While science asks HOW the universe came to be, the Bible asks the WHY of God’s relationship with creation. Creation, from chaos and void to light, is summed up in one word: “It is good!” Perhaps chaos and the void are akin to the Big Bang or the Black Hole in today’s science. Science never says “good“ or “bad,“ but in this text we hear “it is good!” – the one relationship that can never be separated between the Creator and the created.
The Trinitarian conviction that God exists as Father, Son, and Holy Spirit, but is one God, is at the heart of our Christian faith. The claim is that there is one God, but God manifests his form and activity through three independent Persons, and those three persons are ultimately one God. I know that logic may sound absurd to some, and it is a very strange doctrine that the Father, the Son, and the Holy Spirit are different but fundamentally one God. If we do not understand this mystery well, we need not blame our faith for being weak. We do have assurance: the assurance that my weak and flawed faith is sufficient. Assurance that spirituality and honesty go together – that we can be honest about our doubts. Assurance that we can experience the Spirit not only today but also when we leave the climax of Pentecost and enter into Ordinary Time.
Assurance that we can experience the risen Christ even when the resurrection seems impossible to me. Confidence that we can experience the relational Triune God, even as we are confused and unsure whether we can even make sense of the concept of the Trinity. And we have words of permission.

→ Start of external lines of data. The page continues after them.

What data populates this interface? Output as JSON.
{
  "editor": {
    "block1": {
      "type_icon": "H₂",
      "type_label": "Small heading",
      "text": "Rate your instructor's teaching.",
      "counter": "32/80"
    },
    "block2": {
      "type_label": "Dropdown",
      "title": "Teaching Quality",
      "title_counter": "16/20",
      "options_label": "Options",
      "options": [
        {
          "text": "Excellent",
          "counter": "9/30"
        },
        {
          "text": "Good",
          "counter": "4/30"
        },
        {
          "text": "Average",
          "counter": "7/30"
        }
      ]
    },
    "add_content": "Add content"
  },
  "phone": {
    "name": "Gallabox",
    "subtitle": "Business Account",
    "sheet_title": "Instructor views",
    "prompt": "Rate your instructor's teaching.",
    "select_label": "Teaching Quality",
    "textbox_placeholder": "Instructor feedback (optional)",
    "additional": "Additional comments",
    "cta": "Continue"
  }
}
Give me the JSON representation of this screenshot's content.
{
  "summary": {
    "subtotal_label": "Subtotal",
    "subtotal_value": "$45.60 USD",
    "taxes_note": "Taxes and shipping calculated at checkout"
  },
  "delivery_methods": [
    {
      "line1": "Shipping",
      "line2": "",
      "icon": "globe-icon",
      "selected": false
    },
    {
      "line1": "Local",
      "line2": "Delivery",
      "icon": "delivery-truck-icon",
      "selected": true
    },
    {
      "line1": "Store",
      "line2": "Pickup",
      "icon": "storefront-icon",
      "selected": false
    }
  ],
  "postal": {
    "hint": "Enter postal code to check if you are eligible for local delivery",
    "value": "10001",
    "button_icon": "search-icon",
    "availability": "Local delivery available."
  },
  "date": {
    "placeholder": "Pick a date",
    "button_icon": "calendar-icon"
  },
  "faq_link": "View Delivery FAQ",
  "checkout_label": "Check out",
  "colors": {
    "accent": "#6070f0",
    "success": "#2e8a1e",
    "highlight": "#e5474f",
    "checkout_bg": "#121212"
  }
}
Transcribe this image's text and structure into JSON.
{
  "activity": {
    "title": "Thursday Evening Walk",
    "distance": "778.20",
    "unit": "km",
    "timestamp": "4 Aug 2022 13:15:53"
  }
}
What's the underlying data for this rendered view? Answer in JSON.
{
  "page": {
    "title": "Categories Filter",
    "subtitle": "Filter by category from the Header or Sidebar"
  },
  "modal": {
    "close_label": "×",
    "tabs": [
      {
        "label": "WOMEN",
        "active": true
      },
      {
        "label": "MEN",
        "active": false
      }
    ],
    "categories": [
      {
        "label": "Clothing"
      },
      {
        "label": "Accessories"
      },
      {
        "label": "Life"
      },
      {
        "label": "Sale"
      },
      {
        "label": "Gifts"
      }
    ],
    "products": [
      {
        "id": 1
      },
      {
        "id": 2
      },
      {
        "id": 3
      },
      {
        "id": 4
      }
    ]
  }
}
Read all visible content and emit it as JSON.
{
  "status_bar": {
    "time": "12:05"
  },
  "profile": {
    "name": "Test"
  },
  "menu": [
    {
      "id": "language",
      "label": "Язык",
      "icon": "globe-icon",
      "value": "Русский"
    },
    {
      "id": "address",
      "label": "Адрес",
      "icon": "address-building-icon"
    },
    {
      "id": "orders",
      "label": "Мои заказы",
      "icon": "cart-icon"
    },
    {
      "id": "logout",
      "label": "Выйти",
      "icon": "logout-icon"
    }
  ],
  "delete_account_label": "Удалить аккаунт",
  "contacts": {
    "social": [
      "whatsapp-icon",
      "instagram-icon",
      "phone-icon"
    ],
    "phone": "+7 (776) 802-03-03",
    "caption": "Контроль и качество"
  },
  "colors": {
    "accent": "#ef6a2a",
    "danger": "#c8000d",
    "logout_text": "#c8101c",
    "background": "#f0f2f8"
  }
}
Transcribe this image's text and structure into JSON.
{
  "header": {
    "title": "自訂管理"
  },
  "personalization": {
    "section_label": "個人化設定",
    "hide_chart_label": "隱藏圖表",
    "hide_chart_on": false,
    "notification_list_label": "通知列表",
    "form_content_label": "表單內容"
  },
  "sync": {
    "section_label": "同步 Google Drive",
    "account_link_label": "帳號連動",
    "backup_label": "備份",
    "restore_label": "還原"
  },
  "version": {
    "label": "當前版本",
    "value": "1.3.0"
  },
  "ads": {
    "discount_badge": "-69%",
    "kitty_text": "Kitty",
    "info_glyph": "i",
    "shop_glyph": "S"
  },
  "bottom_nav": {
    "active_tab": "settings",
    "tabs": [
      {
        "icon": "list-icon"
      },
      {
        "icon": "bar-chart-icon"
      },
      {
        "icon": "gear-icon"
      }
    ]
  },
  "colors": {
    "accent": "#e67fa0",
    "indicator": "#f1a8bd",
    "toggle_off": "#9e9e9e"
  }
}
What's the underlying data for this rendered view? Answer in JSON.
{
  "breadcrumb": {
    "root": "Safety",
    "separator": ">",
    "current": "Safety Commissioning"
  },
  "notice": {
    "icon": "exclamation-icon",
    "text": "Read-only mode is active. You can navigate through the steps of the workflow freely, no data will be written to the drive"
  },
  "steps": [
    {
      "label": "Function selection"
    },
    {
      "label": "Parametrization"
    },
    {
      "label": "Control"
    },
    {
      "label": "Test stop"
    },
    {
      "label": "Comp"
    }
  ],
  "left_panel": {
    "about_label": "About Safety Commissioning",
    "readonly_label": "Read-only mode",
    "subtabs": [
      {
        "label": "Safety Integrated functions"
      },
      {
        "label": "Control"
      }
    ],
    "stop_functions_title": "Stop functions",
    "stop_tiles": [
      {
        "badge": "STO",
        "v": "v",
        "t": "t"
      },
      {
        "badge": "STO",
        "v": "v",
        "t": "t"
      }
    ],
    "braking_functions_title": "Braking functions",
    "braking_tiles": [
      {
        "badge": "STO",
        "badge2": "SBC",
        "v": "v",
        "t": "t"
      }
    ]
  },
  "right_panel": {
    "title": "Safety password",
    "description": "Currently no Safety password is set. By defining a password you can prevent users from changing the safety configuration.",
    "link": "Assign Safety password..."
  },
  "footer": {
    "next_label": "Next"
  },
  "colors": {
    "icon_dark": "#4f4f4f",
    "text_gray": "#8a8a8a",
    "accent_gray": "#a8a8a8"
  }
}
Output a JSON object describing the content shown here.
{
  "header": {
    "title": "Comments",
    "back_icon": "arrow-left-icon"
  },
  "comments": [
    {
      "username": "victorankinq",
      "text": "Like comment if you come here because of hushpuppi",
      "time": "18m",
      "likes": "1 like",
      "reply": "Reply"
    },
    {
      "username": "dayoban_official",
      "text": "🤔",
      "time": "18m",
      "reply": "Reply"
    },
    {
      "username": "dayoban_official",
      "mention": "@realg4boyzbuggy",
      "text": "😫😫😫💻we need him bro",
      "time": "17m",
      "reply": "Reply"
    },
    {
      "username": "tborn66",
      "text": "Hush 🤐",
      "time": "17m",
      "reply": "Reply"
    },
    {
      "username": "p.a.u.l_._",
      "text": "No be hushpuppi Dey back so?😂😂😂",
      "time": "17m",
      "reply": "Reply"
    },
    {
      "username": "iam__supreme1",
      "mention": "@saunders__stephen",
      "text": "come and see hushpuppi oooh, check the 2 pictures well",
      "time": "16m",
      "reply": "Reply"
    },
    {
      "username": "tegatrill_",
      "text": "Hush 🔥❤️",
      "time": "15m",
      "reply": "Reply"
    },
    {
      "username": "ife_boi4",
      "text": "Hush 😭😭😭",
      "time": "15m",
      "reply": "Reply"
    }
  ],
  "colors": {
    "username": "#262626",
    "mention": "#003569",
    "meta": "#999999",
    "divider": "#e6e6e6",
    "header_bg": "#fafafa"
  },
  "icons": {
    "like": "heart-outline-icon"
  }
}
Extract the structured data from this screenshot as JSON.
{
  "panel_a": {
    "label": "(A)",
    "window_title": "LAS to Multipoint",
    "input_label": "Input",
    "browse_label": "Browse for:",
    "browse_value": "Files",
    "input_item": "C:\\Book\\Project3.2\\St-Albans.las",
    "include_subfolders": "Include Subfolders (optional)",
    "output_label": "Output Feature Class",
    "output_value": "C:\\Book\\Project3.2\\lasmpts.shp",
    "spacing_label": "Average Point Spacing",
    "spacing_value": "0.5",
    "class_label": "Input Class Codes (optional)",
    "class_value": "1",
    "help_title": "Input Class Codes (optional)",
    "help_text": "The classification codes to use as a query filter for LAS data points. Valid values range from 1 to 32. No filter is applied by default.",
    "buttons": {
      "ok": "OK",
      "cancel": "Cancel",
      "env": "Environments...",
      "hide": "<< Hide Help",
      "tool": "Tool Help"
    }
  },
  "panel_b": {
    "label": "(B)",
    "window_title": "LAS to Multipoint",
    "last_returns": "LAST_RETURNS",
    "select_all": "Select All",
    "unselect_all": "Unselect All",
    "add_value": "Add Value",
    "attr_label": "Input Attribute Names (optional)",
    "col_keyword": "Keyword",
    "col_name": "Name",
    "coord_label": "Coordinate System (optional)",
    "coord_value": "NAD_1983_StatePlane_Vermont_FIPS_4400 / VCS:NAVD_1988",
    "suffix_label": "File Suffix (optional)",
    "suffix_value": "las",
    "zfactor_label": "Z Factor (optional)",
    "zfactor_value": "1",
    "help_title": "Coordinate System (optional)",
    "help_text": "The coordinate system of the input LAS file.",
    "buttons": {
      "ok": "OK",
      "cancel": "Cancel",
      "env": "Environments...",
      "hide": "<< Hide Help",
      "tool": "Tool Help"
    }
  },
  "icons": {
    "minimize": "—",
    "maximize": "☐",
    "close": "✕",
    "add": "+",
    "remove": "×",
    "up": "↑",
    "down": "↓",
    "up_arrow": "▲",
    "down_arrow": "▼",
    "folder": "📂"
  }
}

Permission to worship even in doubt. Even if you are not familiar with the meaning of Holy Spirit, allow yourself to find meaning in your experience. And permission to participate in the Christian community even when we have questioned many Christian teachings and are often unsure of what we believe. Permission to come to the table, not because I am sure of what I believe, but simply because Christ invited me. Permission to proclaim the gospel, to shout out the good news of the kingdom of God, and share it with others, not because we hold to this truth, but because it holds us despite our doubts, and it inspires and moves us, and we cannot deny the truth of it. They are words of permission to baptise in the name of the Father, Son and Holy Spirit; to celebrate and proclaim the experience of the Triune God, even as I lack the ability to speak coherently about the Trinity.
Finally, I remember last year I brought this picture. Andrei Rublev, a 16th-century Russian monk and painter, described the famous Trinity as the fellowship with strangers at a meal table. We see the Trinity through the community of communion, where we come together, look at each other, invite each other, and share with each other. The retired Uniting minister Bruce Prewer said the church is more like a rehabilitation centre for the hurt, and handicapped, and con-men, than an exclusive health centre for elite spiritual athletes. It was the same with the Corinthian church that Paul founded. At the end of his letter to the Corinthians, which shows the church in a crisis of division due to their self-boasting, Paul appeals to that oneness of God, Jesus Christ, and the Holy Spirit which is achieved through love and peace. Then he closes with the Trinitarian benediction: ‘The grace of the Lord Jesus Christ, the love of God, and the communion of the Holy Spirit be with all of you.’